Not all tech concerns play down option-related payroll taxes, and Microsoft is now in this camp. The software behemoth doesn't report pro-forma income in its earnings releases, and "believes that payroll taxes should be included on the income statement as an expense," a spokeswoman says.

Looked at another way, not reporting payroll taxes as an expense is a little like recording a bigger deposit in your bank account than your actual paycheck. Hey, you didn't want to pay those FICA and Medicare taxes, so why don't you just pretend you didn't?

Unfortunately, most of us don't have that option. Amazingly, Wall Street technology firms do, because Wall Street, unlike your bank, doesn't protest the practice.

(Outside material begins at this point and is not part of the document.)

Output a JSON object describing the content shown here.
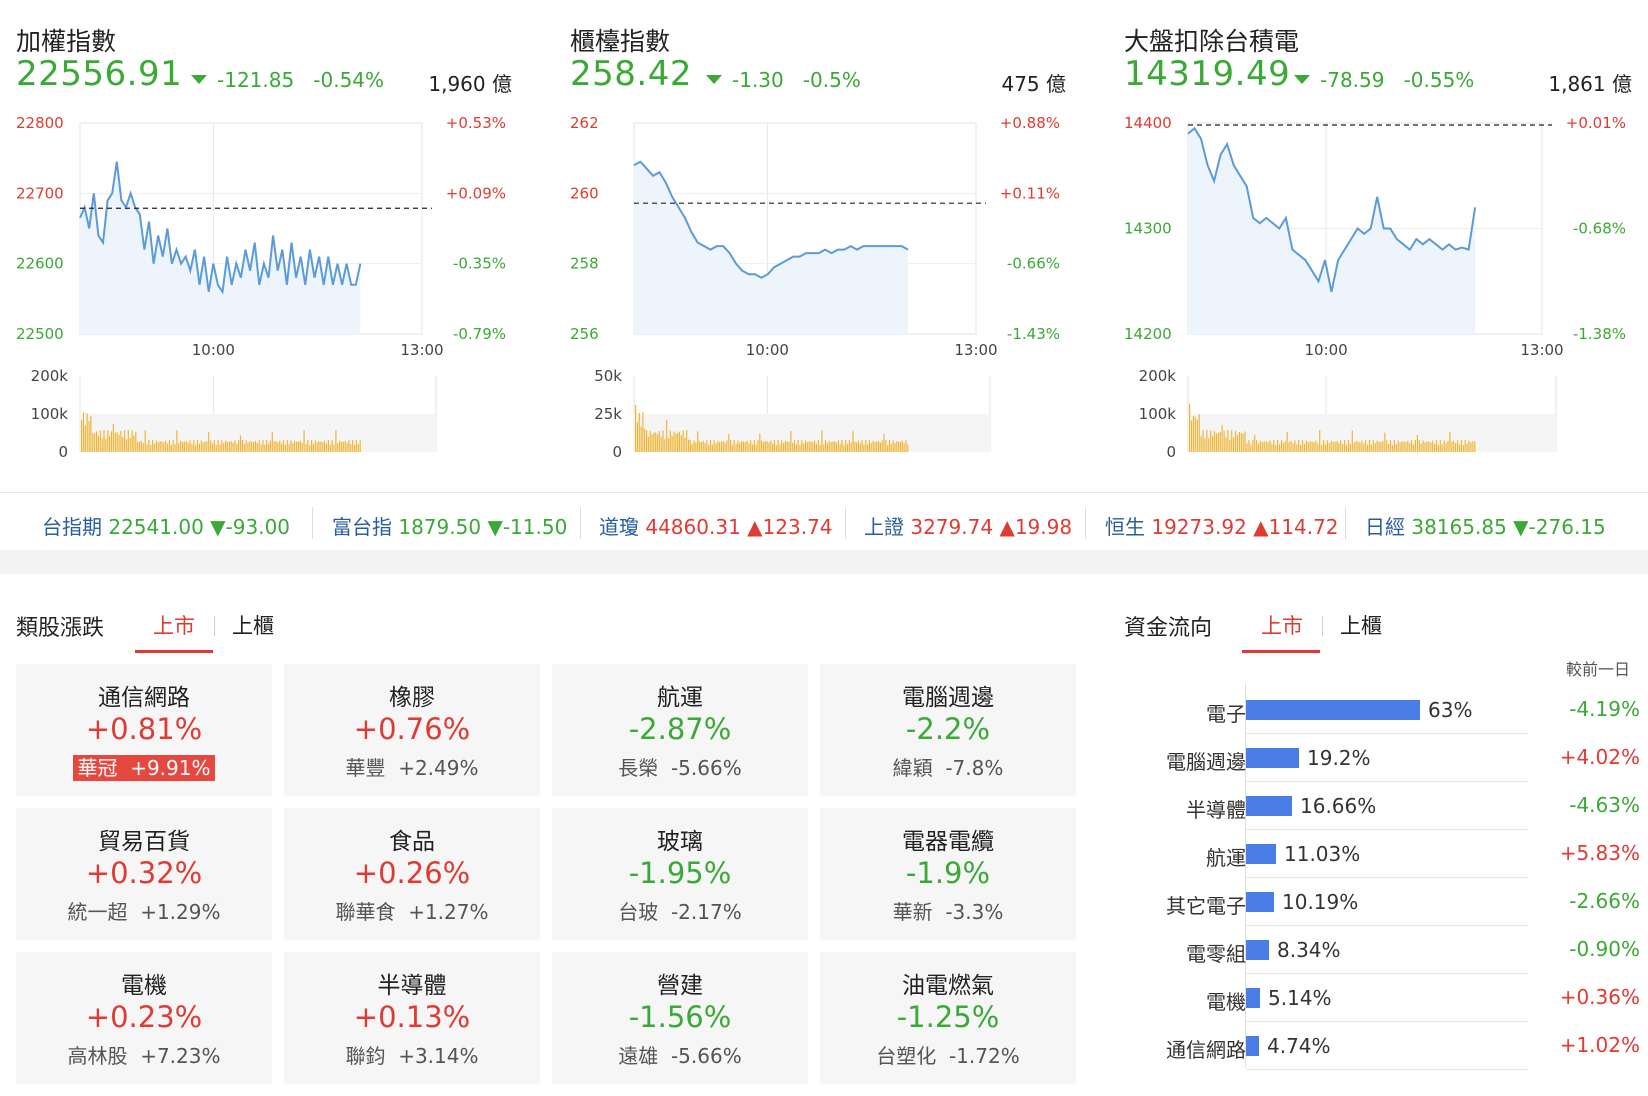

Not counting the payroll tax as an expense is just one of the many tricks that companies employ to beef up earnings. Generally Accepted Accounting Principles used to be, well, generally accepted. Now they are hardly adhered to by most companies. Tech companies, though, are by far the most egregious offenders, manipulating their earnings to the point where they don't give a clear picture of company earnings at all.

Keeping the payroll tax off the books works more to the advantage of tech companies that are notorious for offering huge stock options packages as a way to attract employees at a lower salary. When these employees cash in their stock options, tech companies don't have to claim it as an expense. This allows tech companies to issue robust earnings reports that Wall Street routinely praises. It doesn't matter to Wall Street if the actual earnings are much less -- by the time anyone looks at the company's SEC filing, the stock has already reaped the benefits of the media attention. It's time for the SEC to crack down on these misleading earnings reports.